İ.O: Kendiniz için yaptığınız son alışveriş nedir?
F.K: Normalde yıllardır her şeyi kendime özel diktirdiğim için pek alışveriş yaptığım söylenemez. Zaman zaman bir aksesuar, bir ayakkabı ya da çanta alıyorum. Son İtalya seyahatimde tasarımını beğendiğim bir sneaker almıştım.
İ.O: Son olarak; yakın gelecekte sürpriz iş birlikleriniz olur mu? Uzak ya da yakın vadeli gelecek planlarınızla ilgili neler söylemek istersiniz?
F.K: Çok yakında Ferruh Karakaşlı markası online satışa başlıyor. Küçük bir özet yapacak olursak, iki temel kategori olacak. Başlangıç kategorisi; günlük şıklık, daha uygun fiyat.
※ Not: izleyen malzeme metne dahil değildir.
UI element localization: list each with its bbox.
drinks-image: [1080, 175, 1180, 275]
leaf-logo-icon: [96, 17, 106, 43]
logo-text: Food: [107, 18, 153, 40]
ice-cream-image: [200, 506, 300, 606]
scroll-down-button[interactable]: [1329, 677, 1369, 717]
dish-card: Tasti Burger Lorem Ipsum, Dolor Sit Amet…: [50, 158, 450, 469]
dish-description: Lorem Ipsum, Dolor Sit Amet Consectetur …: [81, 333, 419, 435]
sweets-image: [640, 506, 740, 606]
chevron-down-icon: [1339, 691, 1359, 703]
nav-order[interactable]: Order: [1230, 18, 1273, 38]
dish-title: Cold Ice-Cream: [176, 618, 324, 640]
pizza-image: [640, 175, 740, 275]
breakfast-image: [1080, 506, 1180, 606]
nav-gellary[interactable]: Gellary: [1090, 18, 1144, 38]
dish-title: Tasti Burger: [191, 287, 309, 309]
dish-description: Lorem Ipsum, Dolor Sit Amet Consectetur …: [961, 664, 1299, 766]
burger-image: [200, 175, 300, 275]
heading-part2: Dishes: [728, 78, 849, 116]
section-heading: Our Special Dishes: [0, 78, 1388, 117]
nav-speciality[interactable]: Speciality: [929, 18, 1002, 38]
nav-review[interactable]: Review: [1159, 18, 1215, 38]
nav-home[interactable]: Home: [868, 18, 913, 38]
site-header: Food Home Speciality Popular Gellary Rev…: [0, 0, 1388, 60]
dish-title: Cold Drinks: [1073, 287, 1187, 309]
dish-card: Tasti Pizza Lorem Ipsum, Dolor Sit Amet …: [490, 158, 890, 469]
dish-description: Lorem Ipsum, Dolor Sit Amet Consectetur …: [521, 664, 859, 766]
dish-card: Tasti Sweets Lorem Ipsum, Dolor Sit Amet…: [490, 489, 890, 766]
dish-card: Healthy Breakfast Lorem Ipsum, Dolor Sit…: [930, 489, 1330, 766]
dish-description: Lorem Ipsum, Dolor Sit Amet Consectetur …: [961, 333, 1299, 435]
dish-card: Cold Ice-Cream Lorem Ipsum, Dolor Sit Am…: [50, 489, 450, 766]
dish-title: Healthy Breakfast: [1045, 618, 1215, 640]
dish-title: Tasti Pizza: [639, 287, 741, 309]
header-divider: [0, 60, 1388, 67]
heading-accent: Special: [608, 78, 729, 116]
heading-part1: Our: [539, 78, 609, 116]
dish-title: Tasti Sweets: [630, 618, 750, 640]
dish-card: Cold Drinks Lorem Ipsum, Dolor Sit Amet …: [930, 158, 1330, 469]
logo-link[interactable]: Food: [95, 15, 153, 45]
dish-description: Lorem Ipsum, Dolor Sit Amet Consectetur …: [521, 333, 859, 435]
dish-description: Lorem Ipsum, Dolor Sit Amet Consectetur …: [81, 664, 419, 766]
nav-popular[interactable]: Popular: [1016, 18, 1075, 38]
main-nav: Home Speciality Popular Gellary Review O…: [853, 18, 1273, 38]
Luxury kategorisi; seçkin malzeme, sınırlı üretim şeklinde olacak diyebiliriz. Yukarıda bahsettiğim tüm detayların süzgecinden çıkmış bir ürün kategorisi Ferruh Karakaşlı sevenleriyle buluşuyor olacak. Aslında sadece alışveriş değil bir yaşam tarzı sunulması ana hedeflerimizden birisi. Sanat alanında Ferruh Karakaşlı eserleri yurt dışında Brüksel, Paris, Londra gibi bir çok metropollerde sergilenecek. Online satışımız doğrultusunda doğal olarak parfüm ve kozmetik grubu markaya dahil edilecek. Ürün yolculuğumuzda özel dikim dışında da hazır giyim ve aksesuar koleksiyonlarıyla global açılımını pekiştirecek.